Our results contradict the conviction that responsiveness is a separate psychometric property of health scales. Internal consistency reliability, reflecting a scale's sensitivity to cross-sectional differences in health, closely coincided with the instruments' sensitivity to change as measured with the standardized response mean. Our results also reflect what is already known within the framework of classical test theory. A test score cannot correlate more highly with any other variable than its own true score [2
]. This implies that the maximum correlation between an observed test score and any other variable, i.e. its validity, is the square root of its reliability [2
]. Thus, the more reliable a test, the more potential for validity, in this case responsiveness, there exists. We used nested versions of the same test, which are highly correlated with each other, to illustrate this phenomenon. It is likely, however, that the results will also apply with different instruments measuring similar health constructs that are highly inter-correlated. It should also be noted that the results apply to one-dimensional psychometric scales and not to instruments containing so-called "causal" variables, for example disease symptoms [3
] since these instruments are not strictly one-dimensional.

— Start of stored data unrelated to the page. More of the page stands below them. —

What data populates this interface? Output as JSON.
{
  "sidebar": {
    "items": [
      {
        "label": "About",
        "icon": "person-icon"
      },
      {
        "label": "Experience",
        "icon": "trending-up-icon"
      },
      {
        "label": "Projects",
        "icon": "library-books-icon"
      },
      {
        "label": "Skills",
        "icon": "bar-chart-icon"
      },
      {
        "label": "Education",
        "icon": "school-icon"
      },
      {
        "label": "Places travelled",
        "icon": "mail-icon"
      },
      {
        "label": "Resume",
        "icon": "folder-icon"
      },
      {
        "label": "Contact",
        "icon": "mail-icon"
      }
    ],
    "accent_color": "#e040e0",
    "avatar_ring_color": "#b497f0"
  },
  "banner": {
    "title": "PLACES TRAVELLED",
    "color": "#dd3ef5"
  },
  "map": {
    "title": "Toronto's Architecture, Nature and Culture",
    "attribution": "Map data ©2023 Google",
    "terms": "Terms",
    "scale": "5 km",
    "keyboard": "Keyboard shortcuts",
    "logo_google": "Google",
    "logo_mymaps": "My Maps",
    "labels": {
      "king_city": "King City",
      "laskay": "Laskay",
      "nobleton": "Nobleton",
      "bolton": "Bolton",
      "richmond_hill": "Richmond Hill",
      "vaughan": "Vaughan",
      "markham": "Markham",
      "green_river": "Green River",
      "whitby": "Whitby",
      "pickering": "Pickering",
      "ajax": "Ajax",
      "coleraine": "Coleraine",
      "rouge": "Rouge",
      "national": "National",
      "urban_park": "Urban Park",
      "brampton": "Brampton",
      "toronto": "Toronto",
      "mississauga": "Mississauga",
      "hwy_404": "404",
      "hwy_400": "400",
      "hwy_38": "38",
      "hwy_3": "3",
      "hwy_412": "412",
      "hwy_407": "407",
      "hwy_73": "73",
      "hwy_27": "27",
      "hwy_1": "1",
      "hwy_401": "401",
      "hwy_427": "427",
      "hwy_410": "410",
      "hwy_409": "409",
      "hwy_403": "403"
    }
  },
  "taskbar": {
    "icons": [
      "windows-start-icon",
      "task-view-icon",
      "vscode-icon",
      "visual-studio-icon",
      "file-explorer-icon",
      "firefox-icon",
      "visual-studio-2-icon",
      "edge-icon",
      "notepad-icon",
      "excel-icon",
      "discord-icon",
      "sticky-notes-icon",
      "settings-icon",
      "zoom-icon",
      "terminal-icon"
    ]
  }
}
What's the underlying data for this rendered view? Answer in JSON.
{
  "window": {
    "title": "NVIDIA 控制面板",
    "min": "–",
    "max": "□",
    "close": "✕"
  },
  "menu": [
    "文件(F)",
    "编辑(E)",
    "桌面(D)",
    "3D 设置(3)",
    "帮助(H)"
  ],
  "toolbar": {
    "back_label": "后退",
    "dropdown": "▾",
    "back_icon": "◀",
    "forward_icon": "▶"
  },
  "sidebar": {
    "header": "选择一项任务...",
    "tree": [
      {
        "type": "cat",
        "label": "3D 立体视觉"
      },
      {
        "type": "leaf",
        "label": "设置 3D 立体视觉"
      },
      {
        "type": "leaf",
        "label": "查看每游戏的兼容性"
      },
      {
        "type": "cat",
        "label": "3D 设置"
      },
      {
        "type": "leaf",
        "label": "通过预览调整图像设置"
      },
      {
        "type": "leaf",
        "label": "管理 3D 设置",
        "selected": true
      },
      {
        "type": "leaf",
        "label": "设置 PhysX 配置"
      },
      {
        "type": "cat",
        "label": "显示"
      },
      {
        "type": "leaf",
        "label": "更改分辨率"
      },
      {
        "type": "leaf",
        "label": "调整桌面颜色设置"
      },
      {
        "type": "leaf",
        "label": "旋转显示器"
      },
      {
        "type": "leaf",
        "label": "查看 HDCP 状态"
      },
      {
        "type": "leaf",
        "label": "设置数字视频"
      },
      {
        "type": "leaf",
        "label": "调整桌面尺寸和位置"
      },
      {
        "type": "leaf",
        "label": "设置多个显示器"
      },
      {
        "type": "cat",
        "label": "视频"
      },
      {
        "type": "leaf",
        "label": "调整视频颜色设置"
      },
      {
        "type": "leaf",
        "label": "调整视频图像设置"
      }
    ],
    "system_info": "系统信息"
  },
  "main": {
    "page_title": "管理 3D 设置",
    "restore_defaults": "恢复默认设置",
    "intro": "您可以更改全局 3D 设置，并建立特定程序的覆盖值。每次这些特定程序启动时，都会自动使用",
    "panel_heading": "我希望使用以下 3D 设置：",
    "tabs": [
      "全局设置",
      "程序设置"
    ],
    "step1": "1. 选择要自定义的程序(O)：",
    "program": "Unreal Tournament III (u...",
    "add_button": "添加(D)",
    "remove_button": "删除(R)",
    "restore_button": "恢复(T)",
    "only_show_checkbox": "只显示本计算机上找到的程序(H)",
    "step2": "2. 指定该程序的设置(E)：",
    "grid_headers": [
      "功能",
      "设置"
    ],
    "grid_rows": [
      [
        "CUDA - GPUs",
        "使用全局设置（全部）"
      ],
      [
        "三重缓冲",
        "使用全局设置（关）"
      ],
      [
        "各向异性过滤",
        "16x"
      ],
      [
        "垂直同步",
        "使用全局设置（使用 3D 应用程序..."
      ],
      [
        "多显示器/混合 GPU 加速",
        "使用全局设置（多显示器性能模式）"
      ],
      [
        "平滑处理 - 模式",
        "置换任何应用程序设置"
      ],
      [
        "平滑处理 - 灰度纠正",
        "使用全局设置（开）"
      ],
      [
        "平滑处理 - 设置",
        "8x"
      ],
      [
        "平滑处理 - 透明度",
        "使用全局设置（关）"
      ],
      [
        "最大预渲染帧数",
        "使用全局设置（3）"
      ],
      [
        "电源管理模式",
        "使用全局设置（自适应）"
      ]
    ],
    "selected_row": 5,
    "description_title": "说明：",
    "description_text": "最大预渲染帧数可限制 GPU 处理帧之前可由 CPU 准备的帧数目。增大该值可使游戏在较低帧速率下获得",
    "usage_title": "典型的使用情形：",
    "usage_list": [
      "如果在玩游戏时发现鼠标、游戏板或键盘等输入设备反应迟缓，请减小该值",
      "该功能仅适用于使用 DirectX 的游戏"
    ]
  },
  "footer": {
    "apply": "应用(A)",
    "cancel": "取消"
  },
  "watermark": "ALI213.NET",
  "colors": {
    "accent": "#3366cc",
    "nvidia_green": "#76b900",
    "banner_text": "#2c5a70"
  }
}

We used the SRM effect size that uses the standard deviation the change scores and therefore includes all information about the changes on the selected instruments. The results can not generalized to alternative effect sizes such as Cohen's effect size or Guyatt's responsiveness statistic [1
] because these largely depend on the variability of scores at baseline or the variability in scores obtained from a separate, not improved, sample.
In a frequently cited paper, Guyatt et al. [1
] made the distinction between discriminative instruments, whose purpose it is to measure differences between subjects and evaluative instruments, designed to examine change over time. This in contrast to most of the scales used in clinical medicine (blood pressure, cardiac output), which are assumed to work well in both discriminative and evaluative roles. To corroborate his arguments, he used the hypothetical example of two health status instruments designed to evaluate therapeutic interventions in patients with chronic lung disease that were presented to the same patient sample (Table ). "Evaluative" instrument A showing poor test-retest reliability because of small between subject score variability but excellent responsiveness, and "discriminative" instrument B with excellent reliability because of large between-subject score variability and poor responsiveness. From Table , however, it can be seen that this representation of instrument behaviour in clinical research is logically inconsistent, since it does not explain how two instruments, both measuring the same health construct show such divergent score distributions at baseline. According to instrument A the sample is highly homogeneous, while it is highly heterogeneous according to instrument B. In Appendix 1 (see additional file 1
), we show that the above representation is not impossible, but highly unlikely since it occurs only in extreme situations.
Representation of the scores on "evaluative" instrument A and "discriminative" instrument B in a randomized clinical trial 
During the past 20 years, clinimetric research has resulted in about 25 definitions and 30 measures of instrument responsiveness, sometimes referred to as sensitivity to change or longitudinal validity [11
]. Moreover, it is evaluated in literally hundreds of published papers on the validation of health status instruments. Our results show that responsiveness, as measured with the SRM, mirrors the traditional concept of parallel test reliability as embodied by the internal consistency coefficient. When comparing instruments measuring similar health constructs, an instrument sensitive to health differences among subjects is also likely to be sensitive to therapy-induced change as well. However, further empirical data will be needed to confirm the relationship between internal consistency and responsiveness, e.g., by reviewing studies in which health status instruments were compared on their responsiveness.